A group of Zambian women and children filed a suit against Anglo American Plc in South Africa, alleging the company caused widespread lead poisoning from a mine it operated until 1974 in the northern city of Kabwe.
The case, which is demanding compensation and a clean-up of the area, was filed in a Johannesburg court on Wednesday by 13 plaintiffs on behalf of an estimated 100,000 people, according to law firms Leigh Day and Mbuyisa Moleele. The firms plan to apply for a class-action suit. Anglo American will “defend its position,” the company said. “Generations of children have been poisoned by the operations of the Kabwe mine, originally known as Broken Hill, which caused widespread contamination of the soil, dust, water and vegetation,” the firms said in a statement. “The main sources of this poisonous lead were from the smelter, ore processing and tailings dumps.”

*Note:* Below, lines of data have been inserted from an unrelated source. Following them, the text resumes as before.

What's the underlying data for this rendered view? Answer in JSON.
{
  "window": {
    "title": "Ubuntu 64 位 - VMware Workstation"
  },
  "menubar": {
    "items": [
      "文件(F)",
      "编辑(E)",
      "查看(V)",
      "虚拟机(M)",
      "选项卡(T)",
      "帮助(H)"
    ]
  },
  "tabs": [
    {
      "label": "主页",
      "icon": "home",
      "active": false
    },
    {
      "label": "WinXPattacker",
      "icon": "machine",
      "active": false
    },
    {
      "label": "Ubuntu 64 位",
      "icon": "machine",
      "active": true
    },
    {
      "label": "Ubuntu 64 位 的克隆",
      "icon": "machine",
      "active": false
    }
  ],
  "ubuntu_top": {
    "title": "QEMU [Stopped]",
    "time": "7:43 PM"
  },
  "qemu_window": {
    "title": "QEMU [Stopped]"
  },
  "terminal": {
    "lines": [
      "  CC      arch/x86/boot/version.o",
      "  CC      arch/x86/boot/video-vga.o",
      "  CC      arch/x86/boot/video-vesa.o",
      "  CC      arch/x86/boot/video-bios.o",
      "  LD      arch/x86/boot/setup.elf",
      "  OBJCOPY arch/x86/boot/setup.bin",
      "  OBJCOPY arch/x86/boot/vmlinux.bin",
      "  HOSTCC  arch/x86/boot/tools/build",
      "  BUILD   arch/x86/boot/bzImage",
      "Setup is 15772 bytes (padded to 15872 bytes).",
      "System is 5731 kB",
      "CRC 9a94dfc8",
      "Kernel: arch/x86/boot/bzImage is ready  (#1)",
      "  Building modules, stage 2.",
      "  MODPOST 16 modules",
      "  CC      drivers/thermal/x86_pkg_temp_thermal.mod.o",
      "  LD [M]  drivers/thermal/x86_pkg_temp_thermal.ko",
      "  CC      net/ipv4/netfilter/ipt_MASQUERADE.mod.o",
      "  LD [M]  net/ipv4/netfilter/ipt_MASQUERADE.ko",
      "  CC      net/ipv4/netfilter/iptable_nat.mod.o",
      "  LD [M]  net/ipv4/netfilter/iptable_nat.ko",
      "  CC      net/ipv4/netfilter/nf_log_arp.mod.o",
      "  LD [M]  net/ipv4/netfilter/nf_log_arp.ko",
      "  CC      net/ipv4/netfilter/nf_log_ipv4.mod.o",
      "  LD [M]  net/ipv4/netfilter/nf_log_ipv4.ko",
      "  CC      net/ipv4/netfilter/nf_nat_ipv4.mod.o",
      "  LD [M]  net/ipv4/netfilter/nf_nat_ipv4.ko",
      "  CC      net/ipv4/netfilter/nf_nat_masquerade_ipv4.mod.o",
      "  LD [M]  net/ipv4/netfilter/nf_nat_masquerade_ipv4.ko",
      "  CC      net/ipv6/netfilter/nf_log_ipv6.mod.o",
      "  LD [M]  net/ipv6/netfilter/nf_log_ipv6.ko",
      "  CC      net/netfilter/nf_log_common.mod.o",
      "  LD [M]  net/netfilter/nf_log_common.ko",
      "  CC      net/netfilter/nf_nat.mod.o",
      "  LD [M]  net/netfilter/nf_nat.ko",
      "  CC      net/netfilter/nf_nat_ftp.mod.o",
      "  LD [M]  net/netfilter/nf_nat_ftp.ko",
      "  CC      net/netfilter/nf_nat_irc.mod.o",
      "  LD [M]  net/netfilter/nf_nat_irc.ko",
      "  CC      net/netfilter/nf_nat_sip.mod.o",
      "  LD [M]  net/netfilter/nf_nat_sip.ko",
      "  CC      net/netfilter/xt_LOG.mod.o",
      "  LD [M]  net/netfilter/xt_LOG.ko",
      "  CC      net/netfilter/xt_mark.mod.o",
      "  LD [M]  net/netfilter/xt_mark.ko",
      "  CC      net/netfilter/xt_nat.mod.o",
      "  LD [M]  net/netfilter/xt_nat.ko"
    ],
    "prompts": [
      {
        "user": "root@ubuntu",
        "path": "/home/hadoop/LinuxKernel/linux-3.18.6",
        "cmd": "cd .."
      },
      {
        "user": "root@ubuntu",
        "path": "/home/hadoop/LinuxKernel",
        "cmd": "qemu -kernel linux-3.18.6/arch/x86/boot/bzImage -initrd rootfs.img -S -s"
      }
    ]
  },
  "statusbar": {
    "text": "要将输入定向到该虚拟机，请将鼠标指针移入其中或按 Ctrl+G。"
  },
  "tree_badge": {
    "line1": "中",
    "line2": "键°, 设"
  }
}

The group lawsuit is the latest over Anglo American’s decades of mining in southern Africa. In 2018, it and five other companies paid about $390m to settle a class action by former gold miners suffering from the respiratory disease silicosis.
“Once the claim is received, the company will review the claims made by the firm and will take all necessary steps to vigorously defend its position,” Anglo said in an emailed response to questions. Anglo was never the majority owner of the Kabwe mine, it said, without giving more precise detail.